Discipline Leads to Freedom

Last November, I received a couple of health wakeup calls.

The first, which I’ve written about here before was cancer – squamous cell carcinoma on my tongue – which I had surgically removed and for which I had my official hospital discharge earlier this month.

The second came at the same appointment when my doctor said that my LDL Cholesterol was 197, HDL 66 and the ratio was 4.2. He wanted to put me on a statin drug, but that was quickly overshadowed by dealing with cancer.

I did a lot of research following those twin health scares and decided to improve my health through discipline rather than drugs.

Nathan Schock

I just had those levels retested and my LDL was 141, HDL 74 and the ratio 3.1. My doctor said what I was able to do in eight months was rare. Most people don’t change their lifestyle.

I’ll tell you what I changed, but first what I didn’t do.

I didn’t count calories. I didn’t adopt a particular diet (keto, Atkins, etc.). I didn’t starve myself. I also didn’t cut much, other than (almost) all sugar, starch and dairy.

I already didn’t eat much sugar, but I wasn’t strict about it. Now, almost the only sugar I have is the little bit that comes from eating out and dark chocolate.

Dairy started because it bothers I have a daughter who needs to be dairy free. We have shifted to almond milk (which my wife makes and is amazing), other nut milks, and sheep and goat cheese.

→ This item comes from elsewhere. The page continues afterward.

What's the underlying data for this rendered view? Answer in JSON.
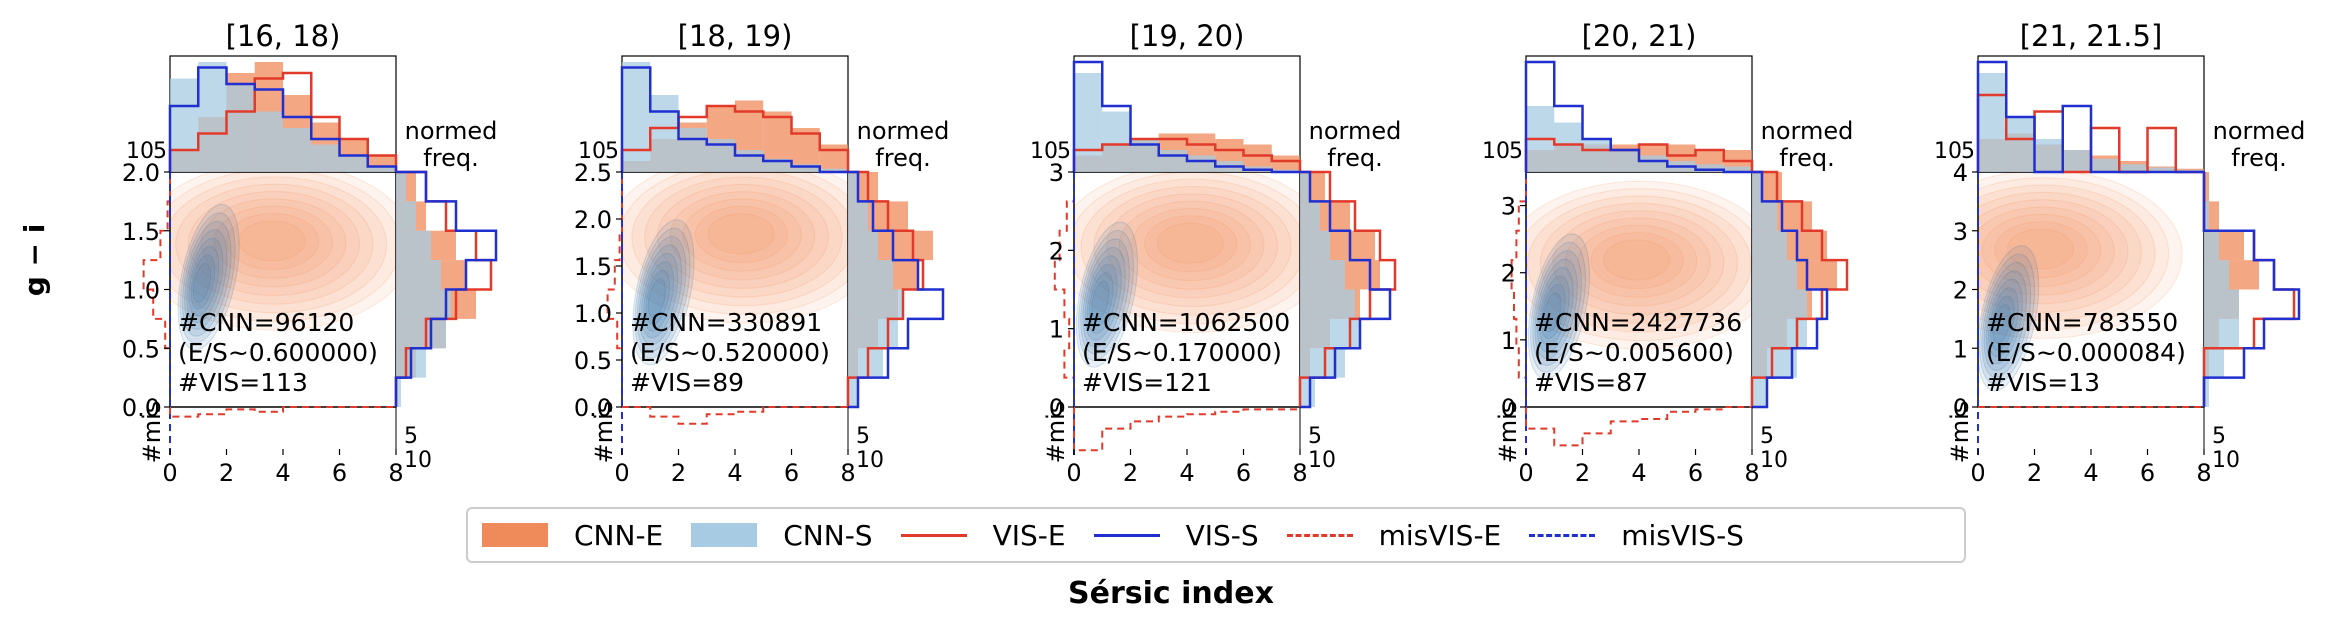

Gluten because the more you eat bread, the faster you’re dead. Also not allowed for my daughter so it wasn’t difficult to eliminate.

Here’s what I added:

1. Big increase in nuts, especially macadamia, walnuts, pistachios, and Brazil nuts. Nuts are great for cholesterol (who knew) and almost everything else. I have a few handfuls every day. These make for excellent snacks at work and help me not to be tempted by the ever-present candy and cookies.

2. Dramatically increased the amount and, especially, the variety of vegetables. I already ate more vegetables than the average person, but my research on cancer found how good a variety of vegetables are for you. Here is what I added to my daily salad: red cabbage, broccoli sprouts, radishes, radish sprouts, kale. I grow the sprouts at home. Also, replaced almost all rice with riced cauliflower, which I like better. I pre-make a salad for every day that I don’t have a lunch meeting, keeping olive oil and balsamic vinegar at work so I don’t have to use unhealthy salad dressings.

3. Increased herbs. I didn’t know how good turmeric, rosemary, and a host of other herbs were for you. I cook with them all the time and have some supplements.

4. Increased tea, especially green tea. And I drink less coffee because of it. But still didn’t give up coffee. Couldn’t do that!

5. Increased supplements. I’m taking magnesium, turmeric, berberine, vitamin C, fish oil, and more.

6. Increased exercise. I learned how healthy a walk is after dinner, so I have been doing that almost every night.

7. Intermittent fasting. The body needs extended breaks from digestion and I now skip breakfast a few times a week in order to fast for 14-18 hours.

There’s more, but I primarily credit these changes with my improved health. I disciplined myself in order to achieve a longer and freer life.

What I learned from Cancer.

The day before Thanksgiving 2021, I was diagnosed Cancer.

It shook me, as you can imagine.

Upon processing this – emotionally, mentally, physically – I took action, almost immediately.

I help people solve problems for a living.

Now, I had the biggest problem of my life intruding my body. My tongue, to be exact.

So, I dug in and researched.

I read five books in two weeks.

I changed my diet from already healthy to everything being natural foods, as I had learned that cancer primarily feeds off of sugar. I added several healthy foods, spices and supplements to that healthy diet.

The actual PET scan that was given to me weeks after my surgery is, in simple terms, this:

Step 1 – pour a solution filled with glucose into your body.
Step 2 – wait to see if it binds to any cancer cells.
Step 3 – wait.

I was CLEARED.

Me and my beautiful girls

For now, I am cancer free.

I can’t control as much as I would like in this life, but I can control what goes on between my ears, what goes into my body, and how I choose to live every day.

Today, I’m reading again.

Today, it is not about cancer.

Today, it’s about the Experience Economy, a book that changed my life and drove me and my partners to start FiveFour.

For a short time after the surgery – my first ever – I learned what it’s like to live with chronic pain. That gave me a new empathy for people that live that way all the time.

It made me realize what a blessing my health has been.

Life is a beautiful thing.

My wish is for the experiences ahead to be breath taking, as I’m now acutely aware just how special those breaths are.